Public infra investments to focus on farm sector

MANILA, Philippines—The agriculture sector, which accounts for a significant portion of the country’s poor and underemployed, will be a key focus of public investments in infrastructure, technology and other competitiveness measures under the country’s revised development plan through 2016.

This was disclosed by the National Economic and Development Authority (Neda), which said yesterday that the government intended to see a more competitive and productive agriculture sector by the end of the Aquino administration.

It said the agriculture sector would be given more attention than it used to in the government’s latest poverty-reduction strategy.

The updated PDP, which will detail development programs and measures to be undertaken in the remaining three years of the Aquino administration, is set to be released before the end of this year.

“Increasing agricultural productivity will support the necessary structural transformation of the economy and is a key factor to poverty reduction in rural areas,” said Mercedita Sombilla, director of the agriculture, natural resources and environment division of the Neda.

Without providing cost of investment prior to the release of the PDP, Sombilla said public investments would be made in research and development (R&D), training for development of human capital and initiatives that will address factors that have constrained the growth of the sector.

These constraints would include inefficient infrastructure, degradation of natural resources, farmers’ lack of market access and lack of agribusiness opportunities, she said.
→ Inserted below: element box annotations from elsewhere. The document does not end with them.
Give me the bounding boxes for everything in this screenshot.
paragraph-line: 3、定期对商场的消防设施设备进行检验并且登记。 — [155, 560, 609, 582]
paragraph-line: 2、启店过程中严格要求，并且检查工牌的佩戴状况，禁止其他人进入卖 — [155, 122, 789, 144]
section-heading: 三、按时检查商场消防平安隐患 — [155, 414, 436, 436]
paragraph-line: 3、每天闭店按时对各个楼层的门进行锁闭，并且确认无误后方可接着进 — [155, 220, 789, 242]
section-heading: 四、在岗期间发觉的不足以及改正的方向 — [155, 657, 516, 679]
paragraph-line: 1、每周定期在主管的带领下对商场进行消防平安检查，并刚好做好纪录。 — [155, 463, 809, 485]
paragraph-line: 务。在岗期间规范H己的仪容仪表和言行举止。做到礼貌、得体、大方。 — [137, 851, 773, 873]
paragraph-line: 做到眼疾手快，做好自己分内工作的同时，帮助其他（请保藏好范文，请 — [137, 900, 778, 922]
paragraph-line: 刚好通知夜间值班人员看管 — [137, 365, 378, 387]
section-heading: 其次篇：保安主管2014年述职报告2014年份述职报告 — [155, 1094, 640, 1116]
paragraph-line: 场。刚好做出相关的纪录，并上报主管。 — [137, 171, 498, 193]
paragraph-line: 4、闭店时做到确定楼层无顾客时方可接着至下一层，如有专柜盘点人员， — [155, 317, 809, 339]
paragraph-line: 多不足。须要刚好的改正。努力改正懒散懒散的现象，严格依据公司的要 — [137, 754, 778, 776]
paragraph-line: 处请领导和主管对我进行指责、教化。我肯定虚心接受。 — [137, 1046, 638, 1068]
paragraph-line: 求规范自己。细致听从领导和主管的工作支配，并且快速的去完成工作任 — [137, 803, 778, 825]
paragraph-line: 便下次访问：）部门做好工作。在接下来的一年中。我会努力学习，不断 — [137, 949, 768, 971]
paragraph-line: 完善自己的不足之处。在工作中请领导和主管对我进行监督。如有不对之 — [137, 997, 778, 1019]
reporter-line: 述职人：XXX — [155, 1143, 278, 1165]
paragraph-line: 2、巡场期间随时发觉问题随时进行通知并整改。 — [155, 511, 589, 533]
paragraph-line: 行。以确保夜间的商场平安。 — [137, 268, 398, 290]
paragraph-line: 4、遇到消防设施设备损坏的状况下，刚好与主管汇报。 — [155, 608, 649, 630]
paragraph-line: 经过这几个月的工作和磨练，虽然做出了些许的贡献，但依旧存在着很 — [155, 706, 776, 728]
Sombilla said the specific objectives for the agriculture sector were to achieve a diversification of products, boost production and establish linkage of farmers to domestic and international markets.

As far as the coconut and fisheries sub-sectors are concerned, for instance, the official said the government has developed integrated development programs.

The programs are expected to boost the productivity of the sub-sectors and enhance the value of their products through a combination of training, infrastructure development and identification of markets, among others.

The programs will be co-implemented by the departments of agriculture, trade and industry, science and technology, and public works and highways, and the National Anti-Poverty Commission, among other agencies.

The focus on the agriculture sector comes with the economic analysis that poverty incidence in the country remained significant because of the sector’s underperformance.

The agriculture sector, which employs about 30 percent of the country’s labor force, contracted by 0.3 percent in the second quarter from a year ago. Its performance, therefore, paled in comparison with the industry sector’s 10.3-percent expansion and the services sector’s 7.4-percent growth.

Latest poverty statistics showed that in the first semester of 2012, the poorest regions of the country were the Autonomous Region of Muslim Mindanao, Soccsksargen, Eastern Visayas, Zamboanga Peninsula and Northern Mindanao. Official government data showed that 46.9 percent of families lived below poverty line in ARMM, 37.5 percent in Soccsksargen, 36.9 percent in Zamboanga Peninsula, and 35.6 percent in Northern Mindanao.

Their poverty rates were higher than the national average of 22.3 percent of Filipino families.

The national capital region, which includes cities in Metro Manila, had the lowest poverty rate among families at 3.8 percent.